Making Chicken with a Mattone

I bought a mattone after I read about them in Paula Wolfert’s Mediterranean Clay Pot Cooking and so far I’ve been underwhelmed. The piece is fine but all the chickens I seem to come across seem to weigh from four to six pounds! They’re huge.


I mentioned this to Judy Witts-Francini and she told me she loves hers, especially for marinated chicken thighs. I made a marinade of olive oil, a fruity vinegar, garlic and our swoon-worthy oregano indio and the results were incredible.


After I cooked the thighs (and since they’re a dark meat, they’re pretty forgiving if you need to overcook them to time the meal) and they left some nice caramelized bits in the bottom of the mattone, so I gave them a quick rinse with some previously cooked beans and lots of their pot liquor.
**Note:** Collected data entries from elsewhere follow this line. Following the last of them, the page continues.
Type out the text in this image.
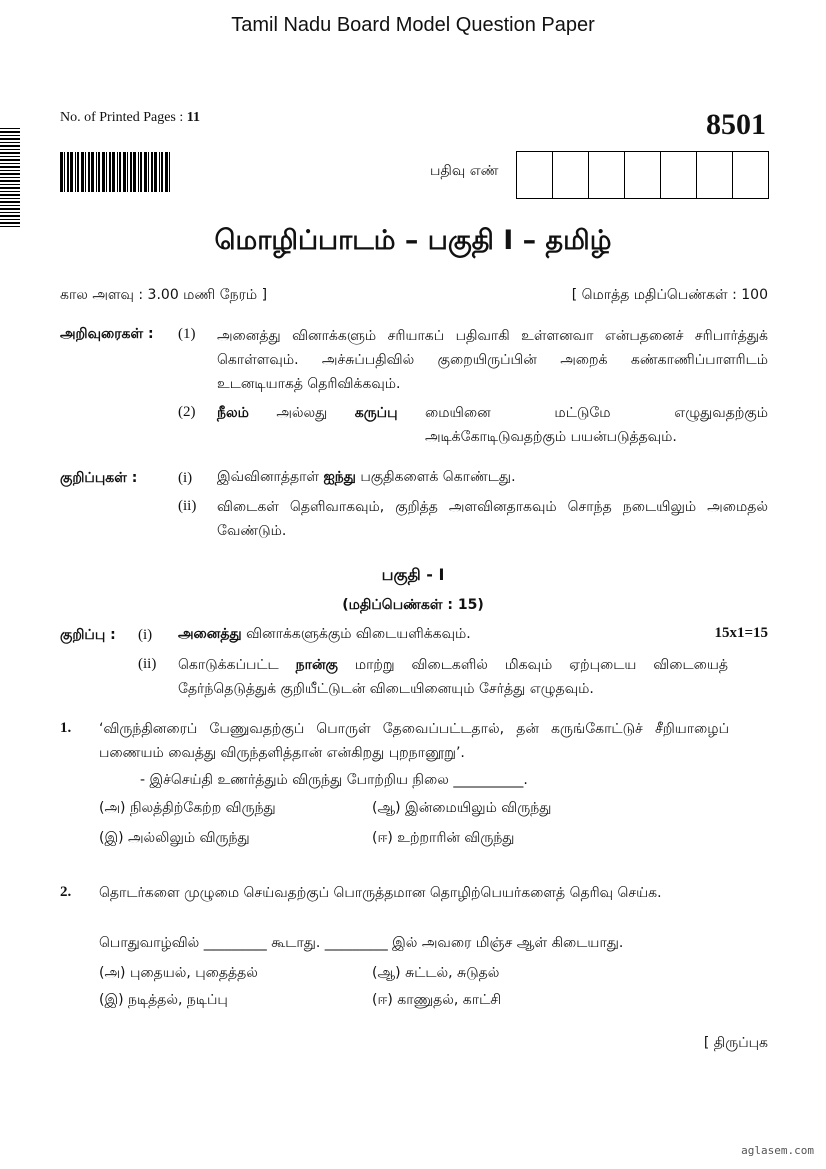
Tamil Nadu Board Model Question Paper
No. of Printed Pages : 11	8501
பதிவு எண்
மொழிப்பாடம் – பகுதி I – தமிழ்
கால அளவு : 3.00 மணி நேரம் ]	[ மொத்த மதிப்பெண்கள் : 100
அறிவுரைகள் : (1) அனைத்து வினாக்களும் சரியாகப் பதிவாகி உள்ளனவா என்பதனைச் சரிபார்த்துக் கொள்ளவும். அச்சுப்பதிவில் குறையிருப்பின் அறைக் கண்காணிப்பாளரிடம் உடனடியாகத் தெரிவிக்கவும்.
(2) நீலம் அல்லது கருப்பு மையினை மட்டுமே எழுதுவதற்கும் அடிக்கோடிடுவதற்கும் பயன்படுத்தவும்.
குறிப்புகள் :	(i) இவ்வினாத்தாள் ஐந்து பகுதிகளைக் கொண்டது.
(ii) விடைகள் தெளிவாகவும், குறித்த அளவினதாகவும் சொந்த நடையிலும் அமைதல் வேண்டும்.
பகுதி - I
(மதிப்பெண்கள் : 15)
குறிப்பு : (i) அனைத்து வினாக்களுக்கும் விடையளிக்கவும்.	15x1=15
(ii) கொடுக்கப்பட்ட நான்கு மாற்று விடைகளில் மிகவும் ஏற்புடைய விடையைத் தேர்ந்தெடுத்துக் குறியீட்டுடன் விடையினையும் சேர்த்து எழுதவும்.
1. ‘விருந்தினரைப் பேணுவதற்குப் பொருள் தேவைப்பட்டதால், தன் கருங்கோட்டுச் சீறியாழைப் பணையம் வைத்து விருந்தளித்தான் என்கிறது புறநானூறு’.
- இச்செய்தி உணர்த்தும் விருந்து போற்றிய நிலை __________.
(அ) நிலத்திற்கேற்ற விருந்து	(ஆ) இன்மையிலும் விருந்து
(இ) அல்லிலும் விருந்து	(ஈ) உற்றாரின் விருந்து
2. தொடர்களை முழுமை செய்வதற்குப் பொருத்தமான தொழிற்பெயர்களைத் தெரிவு செய்க.
பொதுவாழ்வில் _________ கூடாது. _________ இல் அவரை மிஞ்ச ஆள் கிடையாது.
(அ) புதையல், புதைத்தல்	(ஆ) சுட்டல், சுடுதல்
(இ) நடித்தல், நடிப்பு	(ஈ) காணுதல், காட்சி
[ திருப்புக
aglasem.com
What a great dish! I poured the beans and the reduced sauce over the previously cooked chicken. The mattone presses the meat, making it denser and somehow juicier while getting rid of excess moisture. I don’t understand it. The technique is a lot like chicken under a brick but the clay reflects the heat creating a superior surface to the foil wrapped on a brick, which produces steam, according to Paula.

5 Comments on Making Chicken with a Mattone

  1. that is really interesting. Thanks for blogging about it.

  2. Steve

    Try using Cornish Game Hens (small chickies w/lovely flavour). They weigh in at 1 12# average.

    S & M

  3. You can sometimes get small 2-3 pound young chickens from producers like Soul Food Farms. They’re amazing. Absolutely beautiful texture, loads of flavour, and happily pasture raised. Chickens that never see a cage!

  4. Thanks for complaints about huge chickens. I can’t understand it: even the organic producers send us too-large birds. A small frying size was always just right, when it came from my grandmothers’ chicken yards — young and tender and manageable.

    Interesting information about the mattone; fascinating how all those vessels have separate personalities, as it were.

  5. I too was influenced by Paula Wolfert and the class on clay pot cooking that she had at Rancho Gordo. I got out my bean pot from Tuscany which I have never used and have been cooking Rancho Gordo beans in it ever since–thanks for hosting her Steve!